Simultaneous zero set of two equations in $\mathbb R^3$

Question

Can we have positive reals $x,y,z$ with $$ x^{\left( y^z \right)} = y^{\left( z^x \right)} = z^{\left( x^y \right)} $$ in cyclic permutation, other than the line $x=y=z$?

I put this at https://math.stackexchange.com/questions/493739/this-is-stupid-but-i-have-a-bad-cold-with-cough and one poor guy has been hacking away at it. I still have no idea.

I would love to see some representation of the supposed surface $$ x^{\left( y^z \right)} = y^{\left( z^x \right)}, $$ which I feel really ought to be some ugly variant of the helicoid around the line $x=y=z$.

EDIT, Thursday: Is it true that the gradient of $$ \color{magenta}{ h(x,y,z) = x^{\left( y^z \right)} - y^{\left( z^x \right)}}, $$ is defined and a nonzero vector along the line, say, at the point $x=y=z=t$ for positive real $t?$ If so, the surface is orthogonal to that at the line...Further, if you switch to one of the other pairs as a difference, I expect the gradient vector to be rotated by $120^\circ;$ this gives a pretty good reason for there being no other points on all three such surfaces near the known line.

Answer 1

The following Maple-produced animation suggests that there isn't any other solution. The three curves (for each value of $x$) are $x^{y^z}=y^{z^x}$ (red), $y^{z^x}=z^{x^y}$ (blue) and $z^{x^y}=x^{y^z}$ (cyan). The one point in each frame where all three intersect is, of course, $x=y=z$. There don't appear to be any other triple intersections.

Answer 2

Maple found closed form for $z$ and parametrization over $\mathbb{C}$ for $x^{(y^z)}=y^{(z^x)}$:

$$ z= {{\rm e}^{ \left( -x{\it LambertW} \left( -\ln \left( y \right) { {\rm e}^{\ln \left( {\frac {\ln \left( x \right) }{\ln \left( y \right) }} \right) {x}^{-1}}}{x}^{-1} \right) +\ln \left( {\frac { \ln \left( x \right) }{\ln \left( y \right) }} \right) \right) {x}^ {-1}}} \qquad (1) $$

EDIT

Substituting $z$ in the other equation and solving, we are looking for positive real solutions of

x^exp(ln(y)*exp((-x*LambertW(-ln(y)/x*exp(ln(ln(x)/ln(y))/x))+ln(ln(x)/ln(y)))/x))-exp((-x*LambertW(-ln(y)/x*exp(ln(ln(x)/ln(y))/x))+ln(ln(x)/ln(y)))/x)^(x^y)
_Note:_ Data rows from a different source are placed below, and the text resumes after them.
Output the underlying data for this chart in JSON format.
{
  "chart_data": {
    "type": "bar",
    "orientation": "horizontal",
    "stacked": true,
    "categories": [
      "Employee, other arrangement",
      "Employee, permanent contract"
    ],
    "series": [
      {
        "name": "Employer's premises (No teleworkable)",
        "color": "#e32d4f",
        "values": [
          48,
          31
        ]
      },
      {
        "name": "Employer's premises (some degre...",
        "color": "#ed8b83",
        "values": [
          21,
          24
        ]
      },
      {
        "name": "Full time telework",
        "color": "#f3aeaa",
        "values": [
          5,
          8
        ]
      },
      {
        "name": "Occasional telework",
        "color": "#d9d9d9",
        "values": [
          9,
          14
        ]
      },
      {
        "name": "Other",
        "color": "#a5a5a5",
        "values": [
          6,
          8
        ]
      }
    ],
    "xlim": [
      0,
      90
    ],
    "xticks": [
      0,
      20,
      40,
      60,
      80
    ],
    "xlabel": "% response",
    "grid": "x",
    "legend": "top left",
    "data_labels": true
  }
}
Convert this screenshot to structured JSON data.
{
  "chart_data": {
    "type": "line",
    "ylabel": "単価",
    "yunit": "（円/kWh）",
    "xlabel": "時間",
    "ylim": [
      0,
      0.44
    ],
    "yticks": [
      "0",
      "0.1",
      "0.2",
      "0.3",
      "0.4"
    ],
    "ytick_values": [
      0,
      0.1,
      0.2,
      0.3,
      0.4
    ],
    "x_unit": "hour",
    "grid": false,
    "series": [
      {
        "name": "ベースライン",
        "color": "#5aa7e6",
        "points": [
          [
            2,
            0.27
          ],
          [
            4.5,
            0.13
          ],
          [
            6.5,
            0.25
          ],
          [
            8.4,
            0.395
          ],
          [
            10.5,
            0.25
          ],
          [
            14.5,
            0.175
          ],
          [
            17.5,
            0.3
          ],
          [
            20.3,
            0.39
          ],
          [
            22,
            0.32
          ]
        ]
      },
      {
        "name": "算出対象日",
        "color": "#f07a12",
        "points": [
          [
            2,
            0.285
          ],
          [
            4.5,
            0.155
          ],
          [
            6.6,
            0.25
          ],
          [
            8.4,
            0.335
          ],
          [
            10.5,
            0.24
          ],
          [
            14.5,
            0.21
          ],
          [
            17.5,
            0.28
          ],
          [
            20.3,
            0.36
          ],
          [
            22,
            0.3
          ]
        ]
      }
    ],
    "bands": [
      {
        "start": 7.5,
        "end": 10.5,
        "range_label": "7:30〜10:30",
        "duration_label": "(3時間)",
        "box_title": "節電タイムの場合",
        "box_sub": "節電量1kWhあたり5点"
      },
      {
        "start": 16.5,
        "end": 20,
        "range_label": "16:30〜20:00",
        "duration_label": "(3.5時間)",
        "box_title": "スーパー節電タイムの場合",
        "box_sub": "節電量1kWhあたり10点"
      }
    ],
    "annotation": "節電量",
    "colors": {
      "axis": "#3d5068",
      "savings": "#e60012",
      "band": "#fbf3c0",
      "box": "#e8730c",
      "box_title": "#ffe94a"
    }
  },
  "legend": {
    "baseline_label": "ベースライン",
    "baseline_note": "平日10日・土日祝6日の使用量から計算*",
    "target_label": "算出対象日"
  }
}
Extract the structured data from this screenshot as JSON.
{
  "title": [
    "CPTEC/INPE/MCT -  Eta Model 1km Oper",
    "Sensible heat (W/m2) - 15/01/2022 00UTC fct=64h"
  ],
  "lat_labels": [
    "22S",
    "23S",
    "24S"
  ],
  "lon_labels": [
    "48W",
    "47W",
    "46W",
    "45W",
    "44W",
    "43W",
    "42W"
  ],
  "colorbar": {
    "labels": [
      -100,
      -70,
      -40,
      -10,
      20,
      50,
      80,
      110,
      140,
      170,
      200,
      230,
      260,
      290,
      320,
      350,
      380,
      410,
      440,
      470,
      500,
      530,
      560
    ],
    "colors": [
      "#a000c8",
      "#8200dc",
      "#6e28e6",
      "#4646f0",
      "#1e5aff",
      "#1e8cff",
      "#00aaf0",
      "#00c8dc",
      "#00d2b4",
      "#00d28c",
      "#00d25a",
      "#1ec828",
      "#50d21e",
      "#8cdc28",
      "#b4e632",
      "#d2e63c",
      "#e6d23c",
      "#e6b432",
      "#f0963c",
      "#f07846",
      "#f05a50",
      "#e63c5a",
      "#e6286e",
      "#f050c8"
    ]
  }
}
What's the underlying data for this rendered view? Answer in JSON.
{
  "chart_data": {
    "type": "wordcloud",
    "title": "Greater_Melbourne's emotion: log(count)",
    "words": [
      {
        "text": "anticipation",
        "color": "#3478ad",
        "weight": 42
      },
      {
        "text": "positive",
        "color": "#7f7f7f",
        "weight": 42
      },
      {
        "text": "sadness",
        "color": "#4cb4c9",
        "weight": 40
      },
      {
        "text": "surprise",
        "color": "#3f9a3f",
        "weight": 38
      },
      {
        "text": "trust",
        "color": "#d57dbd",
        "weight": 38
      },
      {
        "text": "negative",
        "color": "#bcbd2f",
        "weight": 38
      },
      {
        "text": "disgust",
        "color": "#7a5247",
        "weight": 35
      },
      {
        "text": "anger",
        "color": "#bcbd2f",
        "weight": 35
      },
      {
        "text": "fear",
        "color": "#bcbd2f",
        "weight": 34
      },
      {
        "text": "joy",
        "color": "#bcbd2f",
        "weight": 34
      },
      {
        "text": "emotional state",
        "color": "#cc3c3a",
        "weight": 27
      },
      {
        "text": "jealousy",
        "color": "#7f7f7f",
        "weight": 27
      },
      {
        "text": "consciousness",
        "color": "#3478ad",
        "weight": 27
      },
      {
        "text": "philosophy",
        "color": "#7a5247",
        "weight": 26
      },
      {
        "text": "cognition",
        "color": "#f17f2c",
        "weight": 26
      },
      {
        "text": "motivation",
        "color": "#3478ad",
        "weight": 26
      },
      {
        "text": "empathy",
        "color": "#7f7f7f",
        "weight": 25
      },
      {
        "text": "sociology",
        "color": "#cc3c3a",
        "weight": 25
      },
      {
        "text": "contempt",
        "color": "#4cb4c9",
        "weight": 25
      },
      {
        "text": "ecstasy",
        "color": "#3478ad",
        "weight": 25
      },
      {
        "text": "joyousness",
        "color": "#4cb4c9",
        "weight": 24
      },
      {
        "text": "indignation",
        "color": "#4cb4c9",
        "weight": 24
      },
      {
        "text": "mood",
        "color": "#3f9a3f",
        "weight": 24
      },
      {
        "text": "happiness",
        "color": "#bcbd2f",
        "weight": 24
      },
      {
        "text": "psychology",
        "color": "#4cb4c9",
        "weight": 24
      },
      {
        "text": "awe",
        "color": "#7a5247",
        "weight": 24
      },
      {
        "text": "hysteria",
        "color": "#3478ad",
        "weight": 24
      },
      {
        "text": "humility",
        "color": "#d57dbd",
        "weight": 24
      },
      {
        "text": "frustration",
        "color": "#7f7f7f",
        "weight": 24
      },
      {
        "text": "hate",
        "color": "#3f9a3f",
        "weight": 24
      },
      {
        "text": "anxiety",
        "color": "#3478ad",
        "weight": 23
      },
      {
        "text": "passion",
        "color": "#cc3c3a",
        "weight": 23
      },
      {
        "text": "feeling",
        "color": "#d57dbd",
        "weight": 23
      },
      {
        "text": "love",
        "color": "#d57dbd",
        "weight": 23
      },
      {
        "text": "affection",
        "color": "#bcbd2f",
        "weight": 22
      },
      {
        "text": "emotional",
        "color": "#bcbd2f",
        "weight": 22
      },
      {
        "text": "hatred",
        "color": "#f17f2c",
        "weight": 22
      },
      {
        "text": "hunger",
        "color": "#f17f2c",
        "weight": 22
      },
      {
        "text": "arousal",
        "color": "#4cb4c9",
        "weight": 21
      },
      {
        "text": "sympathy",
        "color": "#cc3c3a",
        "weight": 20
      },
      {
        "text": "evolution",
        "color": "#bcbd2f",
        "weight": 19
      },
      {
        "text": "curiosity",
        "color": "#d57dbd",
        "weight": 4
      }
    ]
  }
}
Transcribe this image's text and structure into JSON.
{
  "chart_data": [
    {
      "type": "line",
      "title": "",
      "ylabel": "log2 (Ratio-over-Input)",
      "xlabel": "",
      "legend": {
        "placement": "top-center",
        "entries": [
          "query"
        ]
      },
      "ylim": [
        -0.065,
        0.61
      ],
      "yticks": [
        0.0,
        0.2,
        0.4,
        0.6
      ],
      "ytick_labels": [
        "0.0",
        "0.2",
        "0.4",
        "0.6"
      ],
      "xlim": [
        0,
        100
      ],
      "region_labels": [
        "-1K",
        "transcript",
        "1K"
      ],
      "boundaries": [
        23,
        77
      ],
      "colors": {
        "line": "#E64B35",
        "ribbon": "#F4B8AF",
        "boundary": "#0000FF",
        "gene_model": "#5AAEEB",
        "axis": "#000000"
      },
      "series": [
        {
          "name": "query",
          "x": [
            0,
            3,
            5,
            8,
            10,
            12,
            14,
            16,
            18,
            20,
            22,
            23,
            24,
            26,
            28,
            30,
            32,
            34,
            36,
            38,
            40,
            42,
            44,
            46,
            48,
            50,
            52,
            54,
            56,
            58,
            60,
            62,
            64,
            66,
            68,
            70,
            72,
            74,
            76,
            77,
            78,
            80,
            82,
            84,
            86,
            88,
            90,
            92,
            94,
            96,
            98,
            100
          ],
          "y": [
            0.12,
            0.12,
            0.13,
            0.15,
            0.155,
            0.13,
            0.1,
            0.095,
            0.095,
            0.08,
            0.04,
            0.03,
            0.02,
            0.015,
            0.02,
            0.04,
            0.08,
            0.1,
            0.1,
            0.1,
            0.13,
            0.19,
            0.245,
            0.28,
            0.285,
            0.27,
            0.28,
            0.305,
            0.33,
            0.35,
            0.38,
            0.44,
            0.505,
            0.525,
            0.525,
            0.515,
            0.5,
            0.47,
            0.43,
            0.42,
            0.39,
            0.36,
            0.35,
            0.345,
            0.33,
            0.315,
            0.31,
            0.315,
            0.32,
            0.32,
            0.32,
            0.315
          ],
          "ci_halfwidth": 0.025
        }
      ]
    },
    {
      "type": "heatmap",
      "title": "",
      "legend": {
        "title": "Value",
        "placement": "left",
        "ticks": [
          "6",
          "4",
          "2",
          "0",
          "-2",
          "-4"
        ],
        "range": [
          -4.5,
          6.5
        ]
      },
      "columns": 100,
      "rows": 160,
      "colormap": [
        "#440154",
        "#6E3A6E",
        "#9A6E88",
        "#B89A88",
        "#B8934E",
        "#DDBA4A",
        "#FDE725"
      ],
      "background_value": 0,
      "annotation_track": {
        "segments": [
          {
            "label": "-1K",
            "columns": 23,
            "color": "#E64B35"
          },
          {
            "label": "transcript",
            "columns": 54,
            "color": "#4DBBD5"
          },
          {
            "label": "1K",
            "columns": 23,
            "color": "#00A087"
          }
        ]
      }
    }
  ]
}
Complex solutions exist, e.g.

x1= (4.039760831390928810096443230122786460497 - 3.794516696260006267408154939005426227609j)
y1= (2.764005926356850384451036006794311106205 + 0.0j)
z1= (1.273990994985239416952018723391988170796 + 0.2830754921068781180566923204291057573632j)

Things get complicated by the fact that with the principal branches of $W$ and $\log$ $(1)$ need not be real and might have imaginary part.

Here is a plot of $(1)$ taking the principal branches and the real part. The plot is wrong because it has some artifacts caused by imaginary part.

Will try to make correct plot if I have the time.